= Ivan Balhatchet =

British police officer

Ivan Balhatchet is a senior British police officer. Balhatchet was appointed as interim Chief Constable of Northamptonshire Police in October 2023, following the suspension of his predecessor, Nick Adderley. In January 2025 it was confirmed that he was substantively appointed as Chief Constable. Balhatchet joined Northamptonshire Police in 2000, subsequently serving as a detective, a senior investigating officer, a strategic firearms commander and a hostage negotiator.

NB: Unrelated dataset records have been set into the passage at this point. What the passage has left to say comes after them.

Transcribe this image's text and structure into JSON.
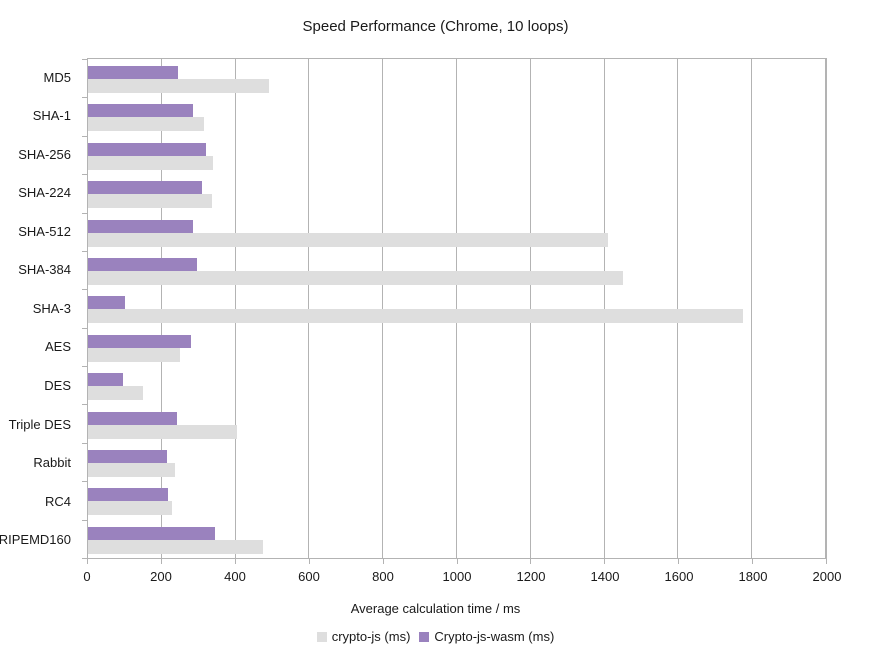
{
  "chart_data": {
    "type": "bar",
    "orientation": "horizontal",
    "title": "Speed Performance (Chrome, 10 loops)",
    "xlabel": "Average calculation time / ms",
    "categories": [
      "MD5",
      "SHA-1",
      "SHA-256",
      "SHA-224",
      "SHA-512",
      "SHA-384",
      "SHA-3",
      "AES",
      "DES",
      "Triple DES",
      "Rabbit",
      "RC4",
      "RIPEMD160"
    ],
    "series": [
      {
        "name": "crypto-js (ms)",
        "color": "#dedede",
        "values": [
          490,
          315,
          340,
          335,
          1410,
          1450,
          1775,
          250,
          150,
          405,
          235,
          228,
          473
        ]
      },
      {
        "name": "Crypto-js-wasm (ms)",
        "color": "#9a82be",
        "values": [
          245,
          285,
          320,
          310,
          285,
          295,
          100,
          278,
          95,
          240,
          213,
          218,
          345
        ]
      }
    ],
    "xlim": [
      0,
      2000
    ],
    "xticks": [
      0,
      200,
      400,
      600,
      800,
      1000,
      1200,
      1400,
      1600,
      1800,
      2000
    ],
    "grid": "vertical",
    "legend_position": "bottom",
    "colors": {
      "grid": "#b3b3b3",
      "text": "#1a1a1a",
      "background": "#ffffff"
    }
  }
}
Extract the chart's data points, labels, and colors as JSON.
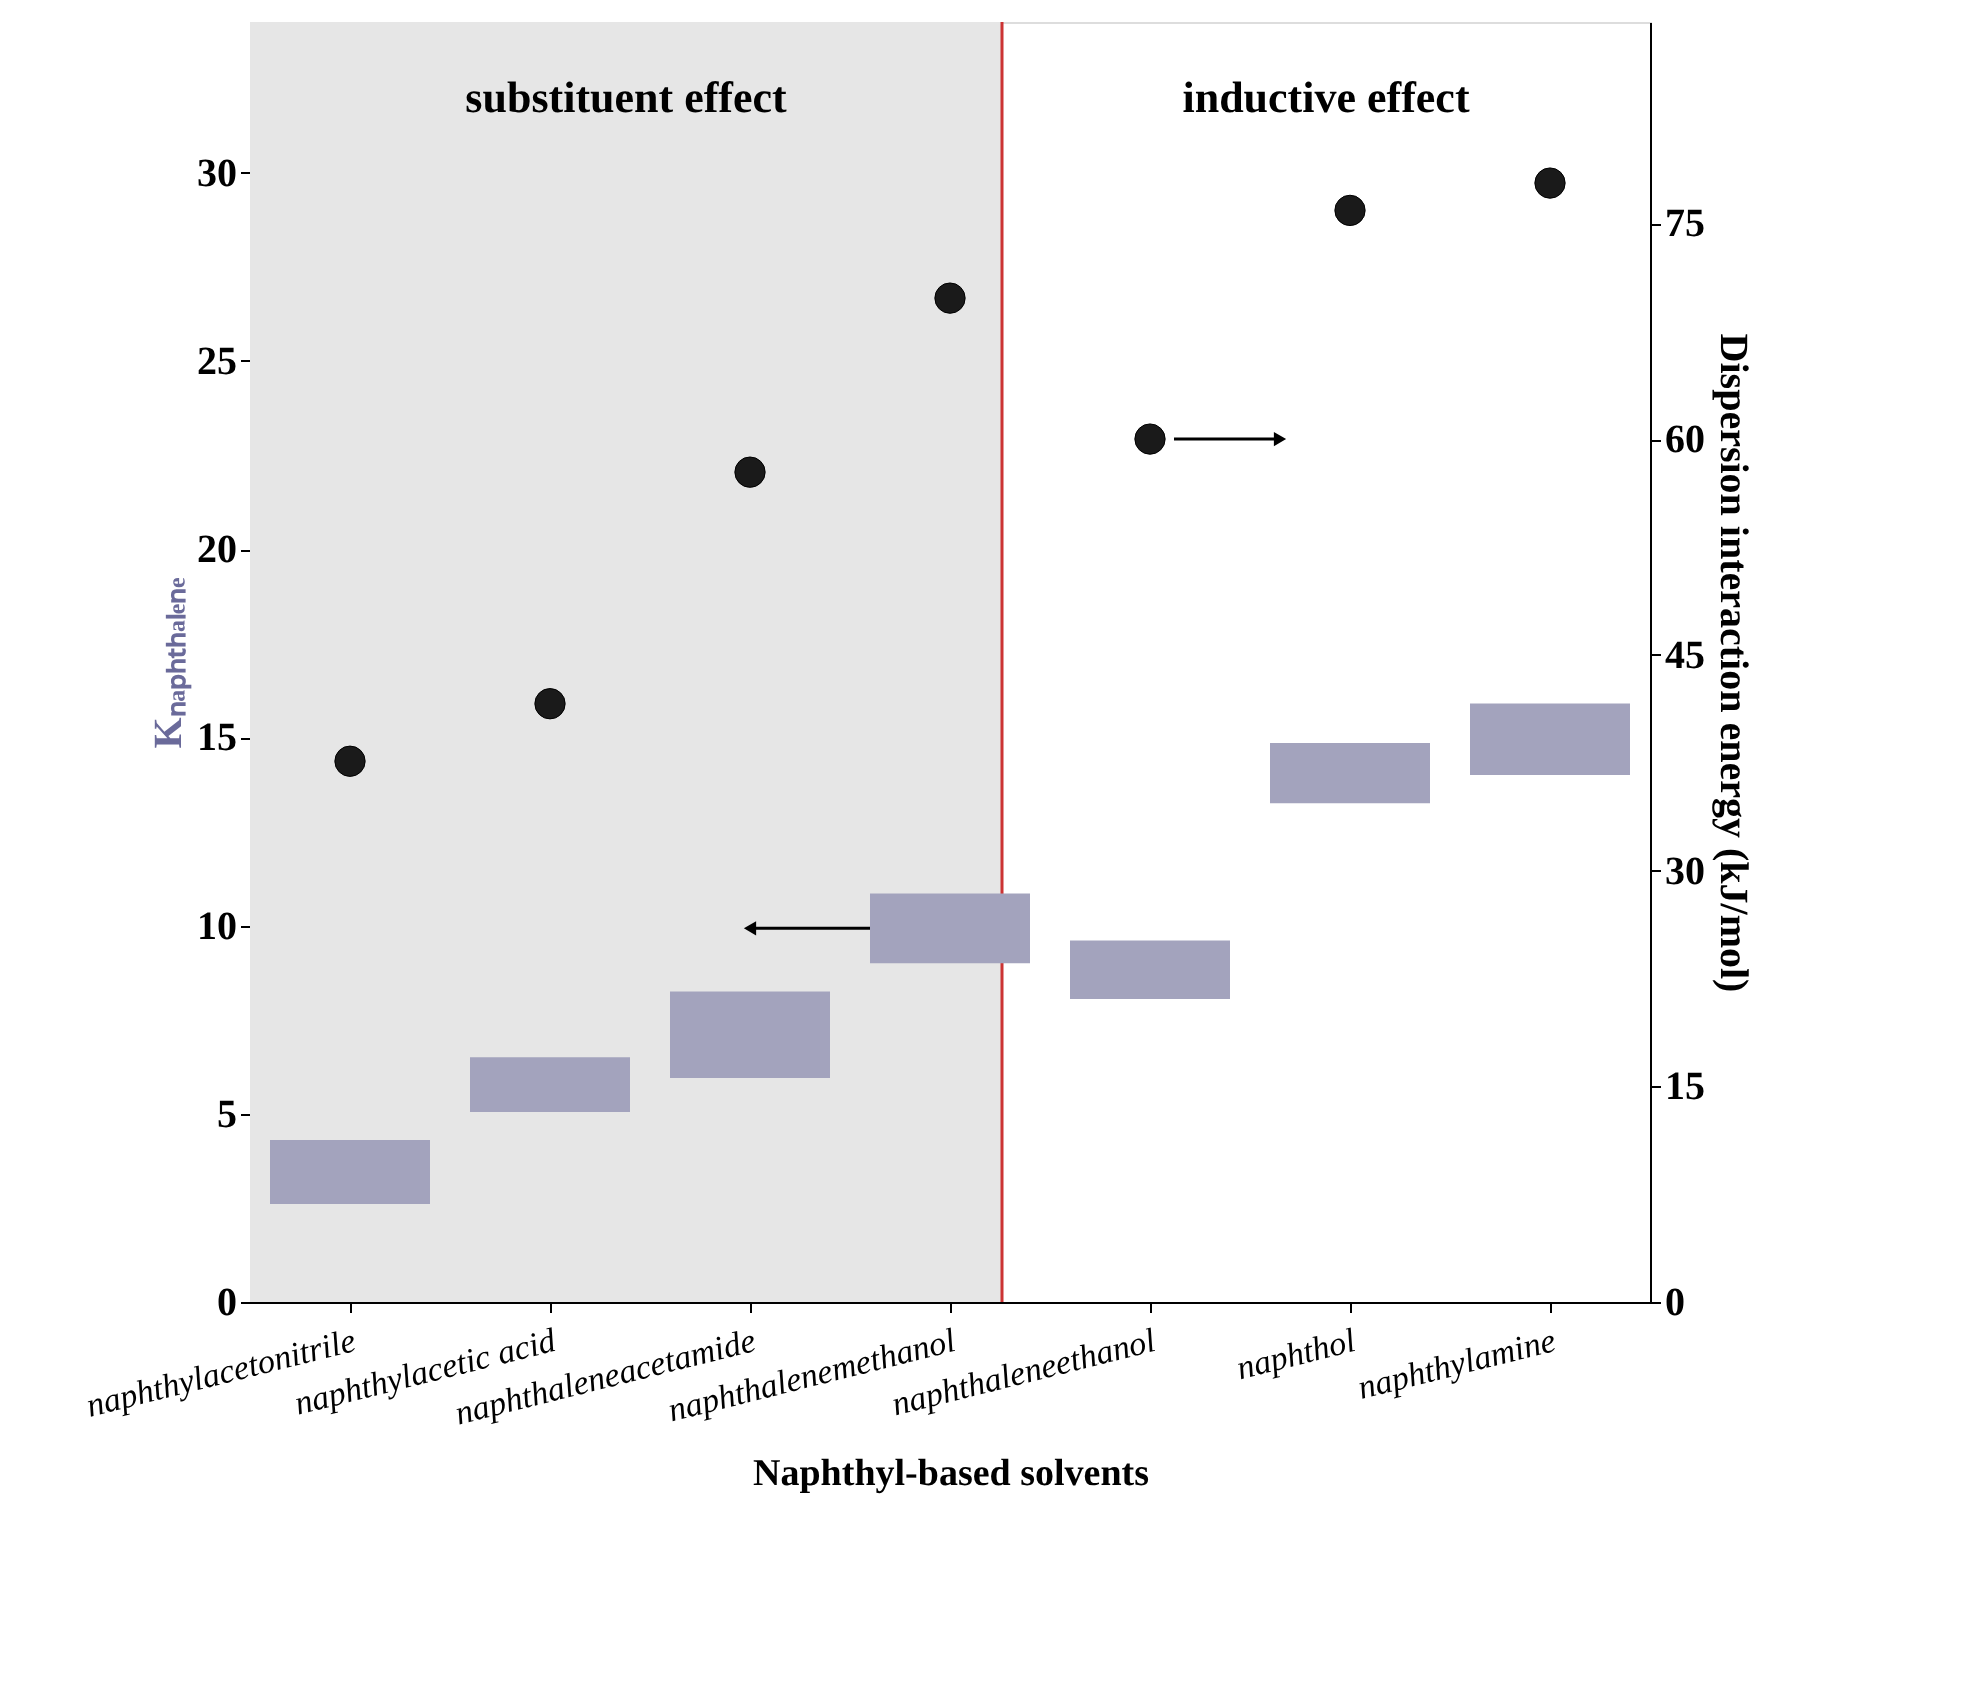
{
  "chart_data": {
    "type": "bar",
    "xlabel": "Naphthyl-based solvents",
    "ylabel": "Kₙₐₚₕₜₕₐₗₑₙₑ",
    "y2label": "Dispersion interaction energy (kJ/mol)",
    "categories": [
      "naphthylacetonitrile",
      "naphthylacetic acid",
      "naphthaleneacetamide",
      "naphthalenemethanol",
      "naphthaleneethanol",
      "naphthol",
      "naphthylamine"
    ],
    "series": [
      {
        "color": "#a3a3bd",
        "base": [
          2.6,
          5.05,
          5.95,
          9.0,
          8.05,
          13.25,
          14.0
        ],
        "values": [
          1.7,
          1.45,
          2.3,
          1.85,
          1.55,
          1.6,
          1.9
        ]
      },
      {
        "type": "scatter",
        "axis": "y2",
        "color": "#1a1a1a",
        "values": [
          37.6,
          41.6,
          57.7,
          69.8,
          60.0,
          75.9,
          77.8
        ]
      }
    ],
    "ylim": [
      0,
      34
    ],
    "yticks": [
      0,
      5,
      10,
      15,
      20,
      25,
      30
    ],
    "y2lim": [
      0,
      89
    ],
    "y2ticks": [
      0,
      15,
      30,
      45,
      60,
      75
    ],
    "bands": [
      {
        "axis": "x",
        "from": "naphthylacetonitrile",
        "to": "naphthalenemethanol",
        "color": "#e6e6e6"
      }
    ],
    "ref_lines": [
      {
        "axis": "x",
        "value": "naphthalenemethanol",
        "color": "#cc3333"
      }
    ],
    "annotations": [
      "substituent effect",
      "inductive effect"
    ],
    "marker": "circle",
    "grid": false
  }
}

In November 2025, The Court of Appeal ruled that Northamptonshire Police had been "wilfully disobedient" because it had repeatedly failed to obey court rulings to hand over video footage to a complainant, Nadine Buzzard-Quahsie, who had been wrongfully arrested by three police officers in 2021. The Court also found Balhatchet, personally, to be in contempt of court. Noting that the law allowed him to be found personally liable for the disobedience, the Court observed that he could face up to two years in prison. This judgement was the first time in British history that a chief constable was found in contempt of court. A further court hearing on 20 November decided against imprisoning Balhatchet and instead imposed a fine of £50,000. Danielle Stone, Northamptonshire's Police, Fire and Crime Commissioner considered suspending Balhatchet but decided against it, noting that he had been unaware what had been going on until 22 October 2025. Balhatchet is believed to be the first Chief Constable to be found in contempt of court.